John Redwood, an MP on the rightwing of the Conservative Party, in his Blog, entitled, unimaginatively, John Redwoods’ Diary (‘Incisive and topical campaigns and commentary on today’s issues and tomorrow’s problems’) has been teasing Gordon Brown in short snippets about his self-proclaimed admiration of Adam Smith as a closet socialist.

Today he asks: “When did Gordon Brown learn to admire Adam Smith?”:

“We now have Adam Smith on the banknotes, and have heard Gordon Brown praise his fellow countryman as a great economist. I agree.
Strange then, that in his book of 1989 Gordon Brown wrote about the “sinister insights of the historical Adam Smith”.

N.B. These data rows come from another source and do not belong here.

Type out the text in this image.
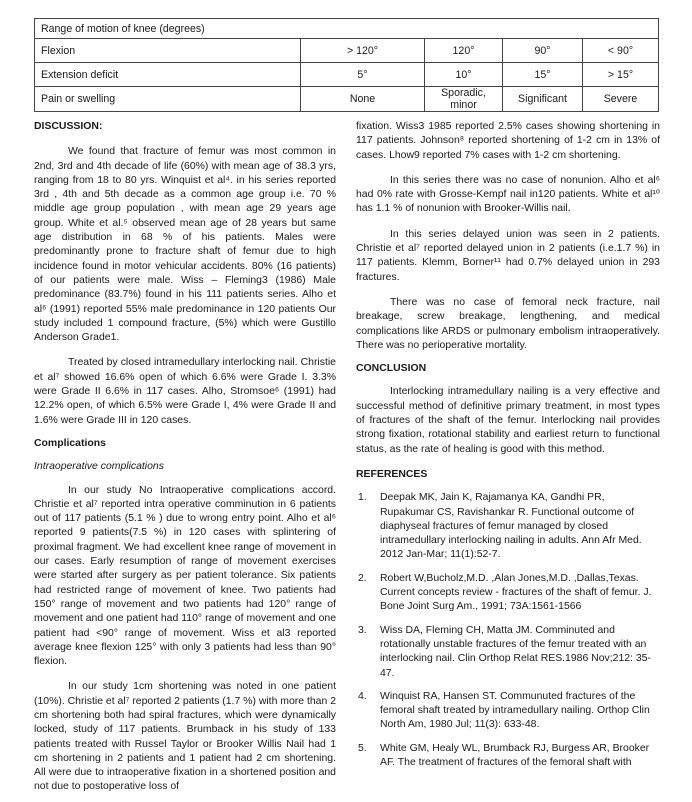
Range of motion of knee (degrees)				
Flexion	> 120°	120°	90°	< 90°
Extension deficit	5°	10°	15°	> 15°
Pain or swelling	None	Sporadic, minor	Significant	Severe

DISCUSSION:

We found that fracture of femur was most common in 2nd, 3rd and 4th decade of life (60%) with mean age of 38.3 yrs, ranging from 18 to 80 yrs. Winquist et al⁴. in his series reported 3rd , 4th and 5th decade as a common age group i.e. 70 % middle age group population , with mean age 29 years age group. White et al.⁵ observed mean age of 28 years but same age distribution in 68 % of his patients. Males were predominantly prone to fracture shaft of femur due to high incidence found in motor vehicular accidents. 80% (16 patients) of our patients were male. Wiss – Fleming3 (1986) Male predominance (83.7%) found in his 111 patients series. Alho et al⁶ (1991) reported 55% male predominance in 120 patients Our study included 1 compound fracture, (5%) which were Gustillo Anderson Grade1.

Treated by closed intramedullary interlocking nail. Christie et al⁷ showed 16.6% open of which 6.6% were Grade I. 3.3% were Grade II 6.6% in 117 cases. Alho, Stromsoe⁶ (1991) had 12.2% open, of which 6.5% were Grade I, 4% were Grade II and 1.6% were Grade III in 120 cases.

Complications

Intraoperative complications

In our study No Intraoperative complications accord. Christie et al⁷ reported intra operative comminution in 6 patients out of 117 patients (5.1 % ) due to wrong entry point. Alho et al⁶ reported 9 patients(7.5 %) in 120 cases with splintering of proximal fragment. We had excellent knee range of movement in our cases. Early resumption of range of movement exercises were started after surgery as per patient tolerance. Six patients had restricted range of movement of knee. Two patients had 150° range of movement and two patients had 120° range of movement and one patient had 110° range of movement and one patient had <90° range of movement. Wiss et al3 reported average knee flexion 125° with only 3 patients had less than 90° flexion.

In our study 1cm shortening was noted in one patient (10%). Christie et al⁷ reported 2 patients (1.7 %) with more than 2 cm shortening both had spiral fractures, which were dynamically locked, study of 117 patients. Brumback in his study of 133 patients treated with Russel Taylor or Brooker Willis Nail had 1 cm shortening in 2 patients and 1 patient had 2 cm shortening. All were due to intraoperative fixation in a shortened position and not due to postoperative loss of

fixation. Wiss3 1985 reported 2.5% cases showing shortening in 117 patients. Johnson⁸ reported shortening of 1-2 cm in 13% of cases. Lhow9 reported 7% cases with 1-2 cm shortening.

In this series there was no case of nonunion. Alho et al⁶ had 0% rate with Grosse-Kempf nail in120 patients. White et al¹⁰ has 1.1 % of nonunion with Brooker-Willis nail.

In this series delayed union was seen in 2 patients. Christie et al⁷ reported delayed union in 2 patients (i.e.1.7 %) in 117 patients. Klemm, Borner¹¹ had 0.7% delayed union in 293 fractures.

There was no case of femoral neck fracture, nail breakage, screw breakage, lengthening, and medical complications like ARDS or pulmonary embolism intraoperatively. There was no perioperative mortality.

CONCLUSION

Interlocking intramedullary nailing is a very effective and successful method of definitive primary treatment, in most types of fractures of the shaft of the femur. Interlocking nail provides strong fixation, rotational stability and earliest return to functional status, as the rate of healing is good with this method.

REFERENCES

1. Deepak MK, Jain K, Rajamanya KA, Gandhi PR, Rupakumar CS, Ravishankar R. Functional outcome of diaphyseal fractures of femur managed by closed intramedullary interlocking nailing in adults. Ann Afr Med. 2012 Jan-Mar; 11(1):52-7.
2. Robert W,Bucholz,M.D. ,Alan Jones,M.D. ,Dallas,Texas. Current concepts review - fractures of the shaft of femur. J. Bone Joint Surg Am., 1991; 73A:1561-1566
3. Wiss DA, Fleming CH, Matta JM. Comminuted and rotationally unstable fractures of the femur treated with an interlocking nail. Clin Orthop Relat RES.1986 Nov;212: 35-47.
4. Winquist RA, Hansen ST. Communuted fractures of the femoral shaft treated by intramedullary nailing. Orthop Clin North Am, 1980 Jul; 11(3): 633-48.
5. White GM, Healy WL, Brumback RJ, Burgess AR, Brooker AF. The treatment of fractures of the femoral shaft with
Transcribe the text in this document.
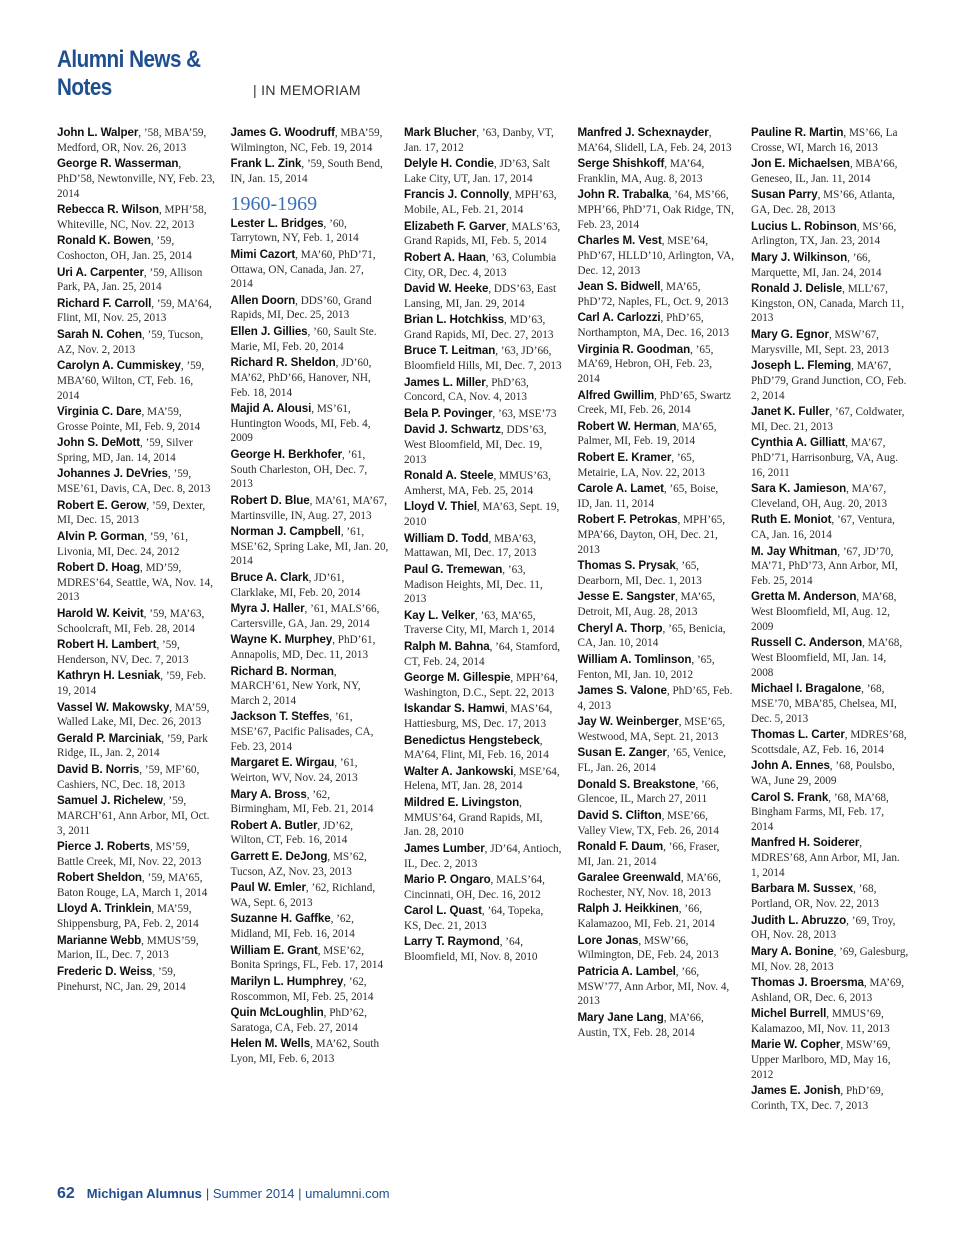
Alumni News & Notes	| IN MEMORIAM
John L. Walper, ’58, MBA’59, Medford, OR, Nov. 26, 2013
George R. Wasserman, PhD’58, Newtonville, NY, Feb. 23, 2014
Rebecca R. Wilson, MPH’58, Whiteville, NC, Nov. 22, 2013
Ronald K. Bowen, ’59, Coshocton, OH, Jan. 25, 2014
Uri A. Carpenter, ’59, Allison Park, PA, Jan. 25, 2014
Richard F. Carroll, ’59, MA’64, Flint, MI, Nov. 25, 2013
Sarah N. Cohen, ’59, Tucson, AZ, Nov. 2, 2013
Carolyn A. Cummiskey, ’59, MBA’60, Wilton, CT, Feb. 16, 2014
Virginia C. Dare, MA’59, Grosse Pointe, MI, Feb. 9, 2014
John S. DeMott, ’59, Silver Spring, MD, Jan. 14, 2014
Johannes J. DeVries, ’59, MSE’61, Davis, CA, Dec. 8, 2013
Robert E. Gerow, ’59, Dexter, MI, Dec. 15, 2013
Alvin P. Gorman, ’59, ’61, Livonia, MI, Dec. 24, 2012
Robert D. Hoag, MD’59, MDRES’64, Seattle, WA, Nov. 14, 2013
Harold W. Keivit, ’59, MA’63, Schoolcraft, MI, Feb. 28, 2014
Robert H. Lambert, ’59, Henderson, NV, Dec. 7, 2013
Kathryn H. Lesniak, ’59, Feb. 19, 2014
Vassel W. Makowsky, MA’59, Walled Lake, MI, Dec. 26, 2013
Gerald P. Marciniak, ’59, Park Ridge, IL, Jan. 2, 2014
David B. Norris, ’59, MF’60, Cashiers, NC, Dec. 18, 2013
Samuel J. Richelew, ’59, MARCH’61, Ann Arbor, MI, Oct. 3, 2011
Pierce J. Roberts, MS’59, Battle Creek, MI, Nov. 22, 2013
Robert Sheldon, ’59, MA’65, Baton Rouge, LA, March 1, 2014
Lloyd A. Trinklein, MA’59, Shippensburg, PA, Feb. 2, 2014
Marianne Webb, MMUS’59, Marion, IL, Dec. 7, 2013
Frederic D. Weiss, ’59, Pinehurst, NC, Jan. 29, 2014
James G. Woodruff, MBA’59, Wilmington, NC, Feb. 19, 2014
Frank L. Zink, ’59, South Bend, IN, Jan. 15, 2014
1960-1969
Lester L. Bridges, ’60, Tarrytown, NY, Feb. 1, 2014
Mimi Cazort, MA’60, PhD’71, Ottawa, ON, Canada, Jan. 27, 2014
Allen Doorn, DDS’60, Grand Rapids, MI, Dec. 25, 2013
Ellen J. Gillies, ’60, Sault Ste. Marie, MI, Feb. 20, 2014
Richard R. Sheldon, JD’60, MA’62, PhD’66, Hanover, NH, Feb. 18, 2014
Majid A. Alousi, MS’61, Huntington Woods, MI, Feb. 4, 2009
George H. Berkhofer, ’61, South Charleston, OH, Dec. 7, 2013
Robert D. Blue, MA’61, MA’67, Martinsville, IN, Aug. 27, 2013
Norman J. Campbell, ’61, MSE’62, Spring Lake, MI, Jan. 20, 2014
Bruce A. Clark, JD’61, Clarklake, MI, Feb. 20, 2014
Myra J. Haller, ’61, MALS’66, Cartersville, GA, Jan. 29, 2014
Wayne K. Murphey, PhD’61, Annapolis, MD, Dec. 11, 2013
Richard B. Norman, MARCH’61, New York, NY, March 2, 2014
Jackson T. Steffes, ’61, MSE’67, Pacific Palisades, CA, Feb. 23, 2014
Margaret E. Wirgau, ’61, Weirton, WV, Nov. 24, 2013
Mary A. Bross, ’62, Birmingham, MI, Feb. 21, 2014
Robert A. Butler, JD’62, Wilton, CT, Feb. 16, 2014
Garrett E. DeJong, MS’62, Tucson, AZ, Nov. 23, 2013
Paul W. Emler, ’62, Richland, WA, Sept. 6, 2013
Suzanne H. Gaffke, ’62, Midland, MI, Feb. 16, 2014
William E. Grant, MSE’62, Bonita Springs, FL, Feb. 17, 2014
Marilyn L. Humphrey, ’62, Roscommon, MI, Feb. 25, 2014
Quin McLoughlin, PhD’62, Saratoga, CA, Feb. 27, 2014
Helen M. Wells, MA’62, South Lyon, MI, Feb. 6, 2013
Mark Blucher, ’63, Danby, VT, Jan. 17, 2012
Delyle H. Condie, JD’63, Salt Lake City, UT, Jan. 17, 2014
Francis J. Connolly, MPH’63, Mobile, AL, Feb. 21, 2014
Elizabeth F. Garver, MALS’63, Grand Rapids, MI, Feb. 5, 2014
Robert A. Haan, ’63, Columbia City, OR, Dec. 4, 2013
David W. Heeke, DDS’63, East Lansing, MI, Jan. 29, 2014
Brian L. Hotchkiss, MD’63, Grand Rapids, MI, Dec. 27, 2013
Bruce T. Leitman, ’63, JD’66, Bloomfield Hills, MI, Dec. 7, 2013
James L. Miller, PhD’63, Concord, CA, Nov. 4, 2013
Bela P. Povinger, ’63, MSE’73
David J. Schwartz, DDS’63, West Bloomfield, MI, Dec. 19, 2013
Ronald A. Steele, MMUS’63, Amherst, MA, Feb. 25, 2014
Lloyd V. Thiel, MA’63, Sept. 19, 2010
William D. Todd, MBA’63, Mattawan, MI, Dec. 17, 2013
Paul G. Tremewan, ’63, Madison Heights, MI, Dec. 11, 2013
Kay L. Velker, ’63, MA’65, Traverse City, MI, March 1, 2014
Ralph M. Bahna, ’64, Stamford, CT, Feb. 24, 2014
George M. Gillespie, MPH’64, Washington, D.C., Sept. 22, 2013
Iskandar S. Hamwi, MAS’64, Hattiesburg, MS, Dec. 17, 2013
Benedictus Hengstebeck, MA’64, Flint, MI, Feb. 16, 2014
Walter A. Jankowski, MSE’64, Helena, MT, Jan. 28, 2014
Mildred E. Livingston, MMUS’64, Grand Rapids, MI, Jan. 28, 2010
James Lumber, JD’64, Antioch, IL, Dec. 2, 2013
Mario P. Ongaro, MALS’64, Cincinnati, OH, Dec. 16, 2012
Carol L. Quast, ’64, Topeka, KS, Dec. 21, 2013
Larry T. Raymond, ’64, Bloomfield, MI, Nov. 8, 2010
Manfred J. Schexnayder, MA’64, Slidell, LA, Feb. 24, 2013
Serge Shishkoff, MA’64, Franklin, MA, Aug. 8, 2013
John R. Trabalka, ’64, MS’66, MPH’66, PhD’71, Oak Ridge, TN, Feb. 23, 2014
Charles M. Vest, MSE’64, PhD’67, HLLD’10, Arlington, VA, Dec. 12, 2013
Jean S. Bidwell, MA’65, PhD’72, Naples, FL, Oct. 9, 2013
Carl A. Carlozzi, PhD’65, Northampton, MA, Dec. 16, 2013
Virginia R. Goodman, ’65, MA’69, Hebron, OH, Feb. 23, 2014
Alfred Gwillim, PhD’65, Swartz Creek, MI, Feb. 26, 2014
Robert W. Herman, MA’65, Palmer, MI, Feb. 19, 2014
Robert E. Kramer, ’65, Metairie, LA, Nov. 22, 2013
Carole A. Lamet, ’65, Boise, ID, Jan. 11, 2014
Robert F. Petrokas, MPH’65, MPA’66, Dayton, OH, Dec. 21, 2013
Thomas S. Prysak, ’65, Dearborn, MI, Dec. 1, 2013
Jesse E. Sangster, MA’65, Detroit, MI, Aug. 28, 2013
Cheryl A. Thorp, ’65, Benicia, CA, Jan. 10, 2014
William A. Tomlinson, ’65, Fenton, MI, Jan. 10, 2012
James S. Valone, PhD’65, Feb. 4, 2013
Jay W. Weinberger, MSE’65, Westwood, MA, Sept. 21, 2013
Susan E. Zanger, ’65, Venice, FL, Jan. 26, 2014
Donald S. Breakstone, ’66, Glencoe, IL, March 27, 2011
David S. Clifton, MSE’66, Valley View, TX, Feb. 26, 2014
Ronald F. Daum, ’66, Fraser, MI, Jan. 21, 2014
Garalee Greenwald, MA’66, Rochester, NY, Nov. 18, 2013
Ralph J. Heikkinen, ’66, Kalamazoo, MI, Feb. 21, 2014
Lore Jonas, MSW’66, Wilmington, DE, Feb. 24, 2013
Patricia A. Lambel, ’66, MSW’77, Ann Arbor, MI, Nov. 4, 2013
Mary Jane Lang, MA’66, Austin, TX, Feb. 28, 2014
Pauline R. Martin, MS’66, La Crosse, WI, March 16, 2013
Jon E. Michaelsen, MBA’66, Geneseo, IL, Jan. 11, 2014
Susan Parry, MS’66, Atlanta, GA, Dec. 28, 2013
Lucius L. Robinson, MS’66, Arlington, TX, Jan. 23, 2014
Mary J. Wilkinson, ’66, Marquette, MI, Jan. 24, 2014
Ronald J. Delisle, MLL’67, Kingston, ON, Canada, March 11, 2013
Mary G. Egnor, MSW’67, Marysville, MI, Sept. 23, 2013
Joseph L. Fleming, MA’67, PhD’79, Grand Junction, CO, Feb. 2, 2014
Janet K. Fuller, ’67, Coldwater, MI, Dec. 21, 2013
Cynthia A. Gilliatt, MA’67, PhD’71, Harrisonburg, VA, Aug. 16, 2011
Sara K. Jamieson, MA’67, Cleveland, OH, Aug. 20, 2013
Ruth E. Moniot, ’67, Ventura, CA, Jan. 16, 2014
M. Jay Whitman, ’67, JD’70, MA’71, PhD’73, Ann Arbor, MI, Feb. 25, 2014
Gretta M. Anderson, MA’68, West Bloomfield, MI, Aug. 12, 2009
Russell C. Anderson, MA’68, West Bloomfield, MI, Jan. 14, 2008
Michael I. Bragalone, ’68, MSE’70, MBA’85, Chelsea, MI, Dec. 5, 2013
Thomas L. Carter, MDRES’68, Scottsdale, AZ, Feb. 16, 2014
John A. Ennes, ’68, Poulsbo, WA, June 29, 2009
Carol S. Frank, ’68, MA’68, Bingham Farms, MI, Feb. 17, 2014
Manfred H. Soiderer, MDRES’68, Ann Arbor, MI, Jan. 1, 2014
Barbara M. Sussex, ’68, Portland, OR, Nov. 22, 2013
Judith L. Abruzzo, ’69, Troy, OH, Nov. 28, 2013
Mary A. Bonine, ’69, Galesburg, MI, Nov. 28, 2013
Thomas J. Broersma, MA’69, Ashland, OR, Dec. 6, 2013
Michel Burrell, MMUS’69, Kalamazoo, MI, Nov. 11, 2013
Marie W. Copher, MSW’69, Upper Marlboro, MD, May 16, 2012
James E. Jonish, PhD’69, Corinth, TX, Dec. 7, 2013
62 Michigan Alumnus | Summer 2014 | umalumni.com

I wonder when he changed his mind and why?”


Comment
The book in question is: “Where There Is Greed: Margaret Thatcher and the Betrayal of Britain’s Future” by Gordon Brown, Mainstream Publishing, Edinburgh, 1989 (available on abebooks.co.uk for £4, plus shipping).

I would prefer that John Redwood examined Gordon Brown’s claims in detail than make, albeit, amusing remarks about Brown’s welcome journey from anti-Smithian apparatchik in the Labour Party to pro-Smithian apparatchik in New Labour and soon to be, probably, Prime Minister.

There is a case to answer from both parties about their mutually conflicting claims and counter-claims to have inherited the mantle of Adam Smith. I would be interested in Redwood’s explanations of why he agrees with Brown that Smith was ‘a great economist’ (I have read Gordon Brown’s claims for his case and I am not overly impressed).